Die Burger kamen rund 15 Minuten später. Sie waren laut meinen Männern perfekt. Einfach schon aus dem Grund, dass sie ohne herausquetschen mit der Hand gegessen werden konnte. Sonst fällt ja regelmäßig etwas aus Burgern heraus. Highlight waren die Pommes. Das waren ungelogen die besten Pommes, die ich in den letzten Jahrzehnten gegessen habe und durch meine Küchenausbildung habe ich schon viele Pommes gegessen. 

Mein Steak war in Ordnung. Man darf keine Steak-House-Umsetzung erwarten. Da meins wegen der Schwangerschaft schön durch sein musste, war es auch extrem durch. Außen war es schon sehr hart und ich war froh, als ich es geschafft hatte. Hier als Tipp, weniger lange scharf anbraten, bevor es in den Garer komm, denn außen war es eben steinhart. Die Backkartoffel wurde nicht halbiert, sondern nur oben etwas angeschnitten und schmeckte auch nicht sonderlich gut. Mehliger als die mir sonst bekannten Varianten, vielleicht auch zu lange im Ofen. Ich hab sie gegen einige Pommes meiner Männer getauscht. Der Salat war frisch und lecker. Sour Creme und Dressing würde ich glatt als Selbstgemacht einstufen, da die Konsistenzen und der Geschmack zumindest den mir bekannten Fertig-Produkten, anders waren.    

Danach kamen dann die Spare Ribs, und genau wie die Burger ein Gedicht. Mein Mann fand die anschließende Sauce, die noch einmal extra verteilt wurde unnötig, ich fand sie super lecker. Generell sind die Spare Ribs so zart, dass nicht ein Stück Fleisch zwischen den Zähnen gelandet ist, und die Knochen am Ende perfekt nackt auf dem Teller lagen. 

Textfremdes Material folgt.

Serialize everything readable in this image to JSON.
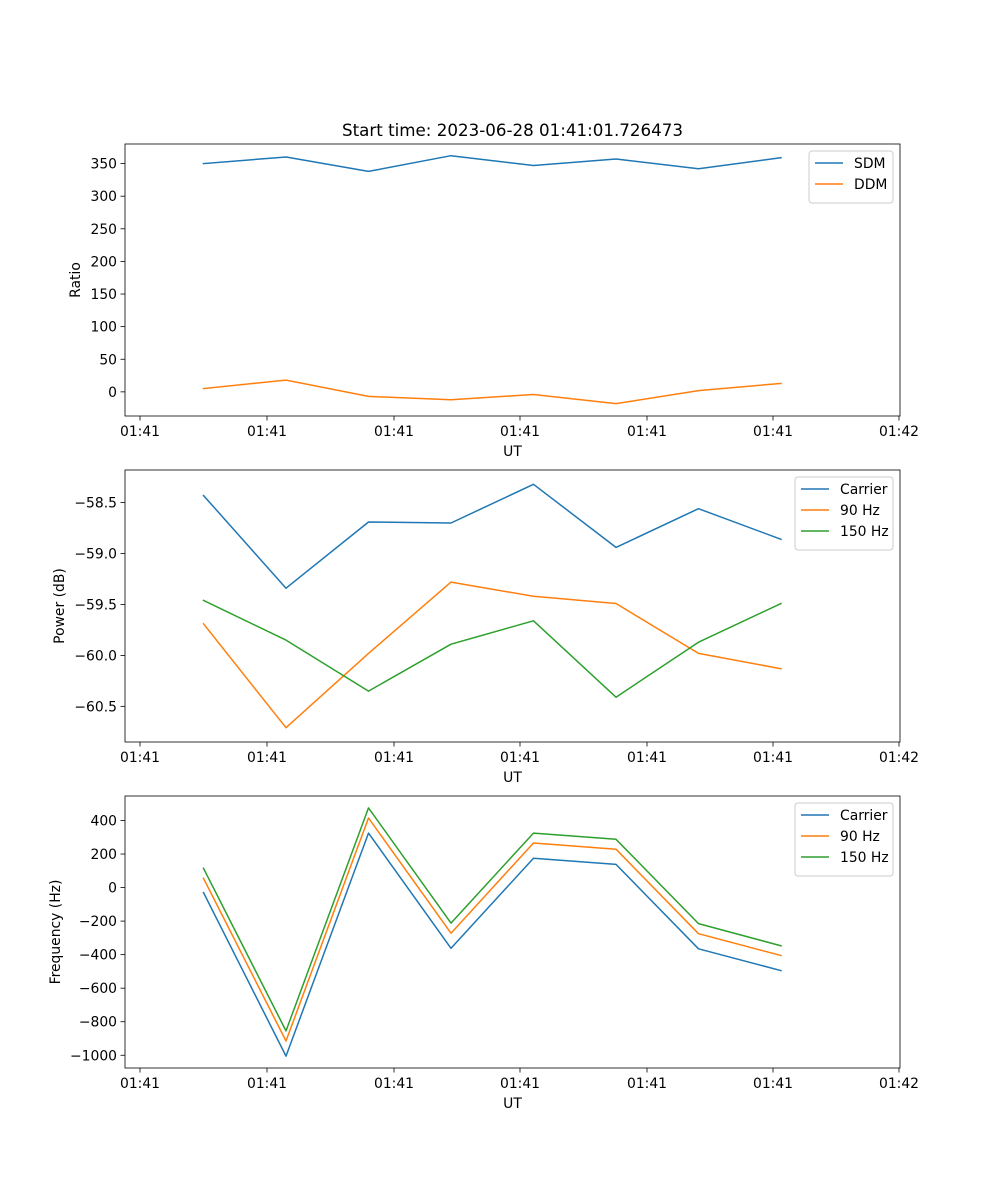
{
  "title": "Start time: 2023-06-28 01:41:01.726473",
  "chart_data": [
    {
      "type": "line",
      "title": "Start time: 2023-06-28 01:41:01.726473",
      "xlabel": "UT",
      "ylabel": "Ratio",
      "x_tick_labels": [
        "01:41",
        "01:41",
        "01:41",
        "01:41",
        "01:41",
        "01:41",
        "01:42"
      ],
      "y_ticks": [
        0,
        50,
        100,
        150,
        200,
        250,
        300,
        350
      ],
      "y_tick_labels": [
        "0",
        "50",
        "100",
        "150",
        "200",
        "250",
        "300",
        "350"
      ],
      "ylim": [
        -37,
        380
      ],
      "legend_position": "top-right",
      "series": [
        {
          "name": "SDM",
          "color": "#1f77b4",
          "values": [
            350,
            360,
            338,
            362,
            347,
            357,
            342,
            359
          ]
        },
        {
          "name": "DDM",
          "color": "#ff7f0e",
          "values": [
            5,
            18,
            -7,
            -12,
            -4,
            -18,
            2,
            13
          ]
        }
      ]
    },
    {
      "type": "line",
      "title": "",
      "xlabel": "UT",
      "ylabel": "Power (dB)",
      "x_tick_labels": [
        "01:41",
        "01:41",
        "01:41",
        "01:41",
        "01:41",
        "01:41",
        "01:42"
      ],
      "y_ticks": [
        -58.5,
        -59.0,
        -59.5,
        -60.0,
        -60.5
      ],
      "y_tick_labels": [
        "−58.5",
        "−59.0",
        "−59.5",
        "−60.0",
        "−60.5"
      ],
      "ylim": [
        -60.85,
        -58.18
      ],
      "legend_position": "top-right",
      "series": [
        {
          "name": "Carrier",
          "color": "#1f77b4",
          "values": [
            -58.43,
            -59.34,
            -58.69,
            -58.7,
            -58.32,
            -58.94,
            -58.56,
            -58.86
          ]
        },
        {
          "name": "90 Hz",
          "color": "#ff7f0e",
          "values": [
            -59.69,
            -60.71,
            -59.98,
            -59.28,
            -59.42,
            -59.49,
            -59.98,
            -60.13
          ]
        },
        {
          "name": "150 Hz",
          "color": "#2ca02c",
          "values": [
            -59.46,
            -59.85,
            -60.35,
            -59.89,
            -59.66,
            -60.41,
            -59.87,
            -59.49
          ]
        }
      ]
    },
    {
      "type": "line",
      "title": "",
      "xlabel": "UT",
      "ylabel": "Frequency (Hz)",
      "x_tick_labels": [
        "01:41",
        "01:41",
        "01:41",
        "01:41",
        "01:41",
        "01:41",
        "01:42"
      ],
      "y_ticks": [
        400,
        200,
        0,
        -200,
        -400,
        -600,
        -800,
        -1000
      ],
      "y_tick_labels": [
        "400",
        "200",
        "0",
        "−200",
        "−400",
        "−600",
        "−800",
        "−1000"
      ],
      "ylim": [
        -1076,
        546
      ],
      "legend_position": "top-right",
      "series": [
        {
          "name": "Carrier",
          "color": "#1f77b4",
          "values": [
            -30,
            -1005,
            325,
            -362,
            175,
            138,
            -365,
            -495
          ]
        },
        {
          "name": "90 Hz",
          "color": "#ff7f0e",
          "values": [
            55,
            -915,
            415,
            -272,
            266,
            229,
            -275,
            -405
          ]
        },
        {
          "name": "150 Hz",
          "color": "#2ca02c",
          "values": [
            115,
            -855,
            475,
            -212,
            325,
            288,
            -215,
            -347
          ]
        }
      ]
    }
  ]
}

Die Speisen waren allesamt heiß und bis auf das Steak und die Kartoffel wirklich perfekt. Wenn ich nächstes Mal hinfahre und das wird sicherlich der Fall sein, werde ich auf Schnitzel oder Burger umsteigen. Zumindest solange ich es komplett durch essen muss. 

Im Anschluss haben wir uns noch ein Dessert gegönnt. Es gibt verschiedene Eiskreationen, alles sehr einfach gehalten, einen Brownie mit Eis oder Shakes. Die Eiskugeln sind sehr groß und ihr Geld wert. Was mir persönlich im Angebot fehlte, war eine Waffel mit heißen Kirschen und Eis, oder Apple-Pie. Das vielleicht an Anregung.    
  
FAZIT
Enjoy Live ist einfach genial. Auch wenn ich vom Steak leicht enttäuscht war und ich die Dessertkarte etwas einseitig fand, hat mir der Rest sehr gut gefallen. Wir waren gut zwei Stunden dort und sind am Ende glücklich, satt und begeistert nach Hause gegangen. Wenn ihr in der Nähe von Lübeck seid und den XXL-Kult einmal live erleben wollt, dann fahrt dorthin. Unsere Daumen gehen alle nach oben.